Blind Association hosts training

The Samoa Blind Persons Association has run training in the community focusing on orientation and mobility and includes practice on the use of the white cane.

The training was part of the Nuanua o le Alofa (N.O.L.A) community training which kicked off at the beginning of the week at the Millenia Hotel at Sogi.

An S.B.P.A. member Ari Hazelman told the Samoa Observer on Thursday that most of the attendees at the training are new members of the association, mainly parents of children who are blind.

He said it is important for them to be introduced to the concept of orientation mobility, which is the ability to be able to orient oneself to one environment, and having the ability to be mobile from one area to another independently.

Asked about the significance of the white cane, Mr. Hazelman said it is an international symbol for a blind person and for the public to be aware.

The white cane can also be used as a guide to indicate to a blind person what is in front of him or her.
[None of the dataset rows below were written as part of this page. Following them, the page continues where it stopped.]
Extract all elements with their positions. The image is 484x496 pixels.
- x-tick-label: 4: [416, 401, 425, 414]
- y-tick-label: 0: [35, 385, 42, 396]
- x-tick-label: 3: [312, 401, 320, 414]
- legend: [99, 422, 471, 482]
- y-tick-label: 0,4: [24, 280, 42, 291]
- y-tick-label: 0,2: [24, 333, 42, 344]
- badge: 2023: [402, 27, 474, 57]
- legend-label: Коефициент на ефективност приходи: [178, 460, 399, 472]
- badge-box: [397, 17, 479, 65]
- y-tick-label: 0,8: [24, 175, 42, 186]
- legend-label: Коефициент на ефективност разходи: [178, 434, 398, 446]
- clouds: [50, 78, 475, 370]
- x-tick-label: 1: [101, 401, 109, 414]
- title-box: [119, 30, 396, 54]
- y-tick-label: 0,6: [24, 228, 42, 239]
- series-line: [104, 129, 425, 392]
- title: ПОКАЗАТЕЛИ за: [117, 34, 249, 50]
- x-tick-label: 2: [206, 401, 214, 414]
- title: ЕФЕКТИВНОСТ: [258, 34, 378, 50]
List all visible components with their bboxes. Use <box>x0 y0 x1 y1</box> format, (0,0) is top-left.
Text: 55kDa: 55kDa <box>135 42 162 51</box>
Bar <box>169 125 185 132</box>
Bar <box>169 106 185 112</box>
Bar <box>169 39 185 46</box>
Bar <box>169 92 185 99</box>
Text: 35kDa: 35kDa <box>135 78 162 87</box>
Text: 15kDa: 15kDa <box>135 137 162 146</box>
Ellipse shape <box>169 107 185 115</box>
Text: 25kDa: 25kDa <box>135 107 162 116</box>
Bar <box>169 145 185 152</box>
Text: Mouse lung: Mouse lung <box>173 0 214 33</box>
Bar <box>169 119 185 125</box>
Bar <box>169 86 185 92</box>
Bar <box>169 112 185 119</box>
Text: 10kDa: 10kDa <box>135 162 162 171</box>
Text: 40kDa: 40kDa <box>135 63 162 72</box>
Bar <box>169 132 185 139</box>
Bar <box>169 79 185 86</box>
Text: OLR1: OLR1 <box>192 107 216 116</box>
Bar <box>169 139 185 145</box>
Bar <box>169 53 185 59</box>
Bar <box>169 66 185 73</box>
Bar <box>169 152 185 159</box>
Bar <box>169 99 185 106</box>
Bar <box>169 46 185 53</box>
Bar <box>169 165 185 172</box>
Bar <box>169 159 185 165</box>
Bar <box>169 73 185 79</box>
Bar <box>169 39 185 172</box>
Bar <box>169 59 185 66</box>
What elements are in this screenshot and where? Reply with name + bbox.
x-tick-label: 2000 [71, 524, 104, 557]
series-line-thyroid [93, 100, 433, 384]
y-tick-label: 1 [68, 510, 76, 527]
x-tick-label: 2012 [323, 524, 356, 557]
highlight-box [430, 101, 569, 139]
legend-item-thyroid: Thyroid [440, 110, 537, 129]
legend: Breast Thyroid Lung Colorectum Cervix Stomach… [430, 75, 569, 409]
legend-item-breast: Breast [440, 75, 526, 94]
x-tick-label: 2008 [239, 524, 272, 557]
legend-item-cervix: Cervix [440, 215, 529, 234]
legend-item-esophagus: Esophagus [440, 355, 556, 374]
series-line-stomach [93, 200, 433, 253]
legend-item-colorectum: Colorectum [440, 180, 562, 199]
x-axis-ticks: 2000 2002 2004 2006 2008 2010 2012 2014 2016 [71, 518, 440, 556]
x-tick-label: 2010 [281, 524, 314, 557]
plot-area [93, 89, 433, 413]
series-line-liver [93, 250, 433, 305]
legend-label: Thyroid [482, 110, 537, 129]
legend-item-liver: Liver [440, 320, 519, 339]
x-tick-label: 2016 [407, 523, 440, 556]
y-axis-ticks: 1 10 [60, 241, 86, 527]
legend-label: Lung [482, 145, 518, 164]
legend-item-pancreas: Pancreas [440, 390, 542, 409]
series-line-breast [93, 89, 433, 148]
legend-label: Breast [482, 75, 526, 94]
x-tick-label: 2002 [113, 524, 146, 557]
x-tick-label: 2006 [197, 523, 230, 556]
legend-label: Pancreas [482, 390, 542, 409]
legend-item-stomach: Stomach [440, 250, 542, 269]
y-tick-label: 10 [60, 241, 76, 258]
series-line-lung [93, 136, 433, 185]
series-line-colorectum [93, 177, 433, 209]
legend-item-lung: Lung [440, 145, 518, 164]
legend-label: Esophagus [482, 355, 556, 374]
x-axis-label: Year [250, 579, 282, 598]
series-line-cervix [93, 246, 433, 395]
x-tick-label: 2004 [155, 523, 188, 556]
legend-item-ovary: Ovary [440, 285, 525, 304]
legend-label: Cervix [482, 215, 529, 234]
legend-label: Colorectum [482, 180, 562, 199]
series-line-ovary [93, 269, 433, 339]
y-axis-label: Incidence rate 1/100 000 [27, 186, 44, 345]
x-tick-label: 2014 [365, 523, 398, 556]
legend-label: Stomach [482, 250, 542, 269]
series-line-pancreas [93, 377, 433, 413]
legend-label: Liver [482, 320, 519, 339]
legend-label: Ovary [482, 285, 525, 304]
He added that it helps to facilitate people to move from one place to another more independently.

Mr. Hazelman said one of their simulation exercises is to blindfold some of the participants of the training to experience what life is like living as a blind person.

And he believes that with this idea participants will have more passion to advocate on behalf of their children and family members who are blind and to understand and have more empathy towards people who are blind while helping them achieve their goals.

Training on how to read and write in braille was held throughout the week with Mr. Hazelman explaining that the feedback has been good and parents are amazed at how the writing system was invented.

Mr. Hazelman then acknowledged the support of the Ministry of Women Community and Social Development, Samoa Disability Partnership Programme, the Government of Australia and the members and new members of the S.B.P.A.